Em geral, pacientes com tumores em estadio inicial são tratados com uma única modalidade terapêutica, normalmente cirurgia ou radioterapia. A definição de qual modalidade terapêutica a ser empregada depende muito dos critérios expostos acima, assim como a estrutura do serviço e experiência da equipe médica.
Para pacientes com tumores em estadio avançado, são necessárias duas ou mais modalidades terapêuticas para conseguirmos um tratamento eficaz. Desta forma, dependendo da localização e extensão do tumor, podem ser utilizadas cirurgia + radioterapia, acrescido ou não de quimioterapia e em alguns casos específicos, quimioterapia + radioterapia, deixando a cirurgia para o resgate, nos casos de recidiva.
Prognóstico
O prognóstico do câncer de cabeça e pescoço dependerá da extensão da doença ao diagnóstico e da presença de comorbidades, ou seja, doenças associadas. O crescente aprimoramento das técnicas cirúrgicas, da radioterapia e da quimioterapia são medidas que aumentam a sobrevida e qualidade de vida dos pacientes.

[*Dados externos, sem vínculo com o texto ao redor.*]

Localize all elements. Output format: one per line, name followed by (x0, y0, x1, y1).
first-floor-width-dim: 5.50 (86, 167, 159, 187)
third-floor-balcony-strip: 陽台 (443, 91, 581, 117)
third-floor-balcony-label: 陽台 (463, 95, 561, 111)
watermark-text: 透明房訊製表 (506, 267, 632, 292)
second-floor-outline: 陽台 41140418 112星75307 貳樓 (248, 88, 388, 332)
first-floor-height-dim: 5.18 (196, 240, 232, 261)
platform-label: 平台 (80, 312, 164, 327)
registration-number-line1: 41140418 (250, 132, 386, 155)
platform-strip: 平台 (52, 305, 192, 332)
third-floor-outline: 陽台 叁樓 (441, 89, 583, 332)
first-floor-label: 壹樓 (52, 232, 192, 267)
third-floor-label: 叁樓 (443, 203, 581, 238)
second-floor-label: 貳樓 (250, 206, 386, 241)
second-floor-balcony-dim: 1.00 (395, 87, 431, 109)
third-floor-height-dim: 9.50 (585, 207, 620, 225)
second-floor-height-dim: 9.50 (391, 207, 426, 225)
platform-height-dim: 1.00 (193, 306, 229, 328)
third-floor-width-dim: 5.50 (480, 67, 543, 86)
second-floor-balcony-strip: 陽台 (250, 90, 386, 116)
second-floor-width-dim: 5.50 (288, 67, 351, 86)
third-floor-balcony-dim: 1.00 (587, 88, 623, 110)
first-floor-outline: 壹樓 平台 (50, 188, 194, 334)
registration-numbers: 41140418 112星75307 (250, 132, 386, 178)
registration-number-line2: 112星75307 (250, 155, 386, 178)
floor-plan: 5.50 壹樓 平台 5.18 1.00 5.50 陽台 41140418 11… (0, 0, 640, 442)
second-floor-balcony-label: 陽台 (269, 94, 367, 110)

Dentre os fatores prognósticos destacamos:
- Tipo histológico do tumor
- Estadiamento clínico
- Localização do tumor primário
- Tratamento instituído inicialmente
- Presença de metástase linfática e à distância – principal fator prognóstico
- Prevenção
O câncer de cabeça e pescoço tem alto potencial de prevenção, visto sua relação intrínseca com o tabagismo e etilismo. Campanhas voltadas a reduzir o início dos hábitos, principalmente entre jovens, são prioritárias e merecem forte apoio da população. Segundo recomendações do INCA, é essencial manter uma boa higiene bucal, ter os dentes tratados e fazer uma consulta odontológica de controle a cada ano. Uma dieta saudável, rica em vegetais e frutas, é capaz de prevenir o câncer de cabeça e pescoço.
O câncer de pele na região de cabeça e pescoço também é frequente. Para preveni-lo, deve-se evitar a exposição ao sol ou utilizar proteção (filtro solar e chapéu de aba longa).
Em relação à infecção pelo HPV, a utilização de preservativos e mais recentemente a administração de Vacinas anti-HPV, se mostram muito eficazes.
Referências
www.sbccp.org.br
www.inca.gov.br
Shah JP. Câncer of the head and neck. American cancer society; 2001, p.01-18
PORCARO-SALLES; J.M.; FREIRE; A.R.S.; VICENTE, L.C.C. Câncer de boca – Uma visão multidisciplinar. Belo Horizonte: Coopmed, 2007.
Colégio Brasileiro de Cirurgiões. Programa de Atualização em Cirurgia (PROACI) – Ciclo 7 / Módulo 4. Porto Alegre: editoras Artmed/Panamericana, 2011.
Savassi-Rocha, P.R.; Almeida Sanches, R.R.; Savassi-Rocha, A.L. Cirurgia de Ambulatório. Rio de Janeiro: Medbook, 2013.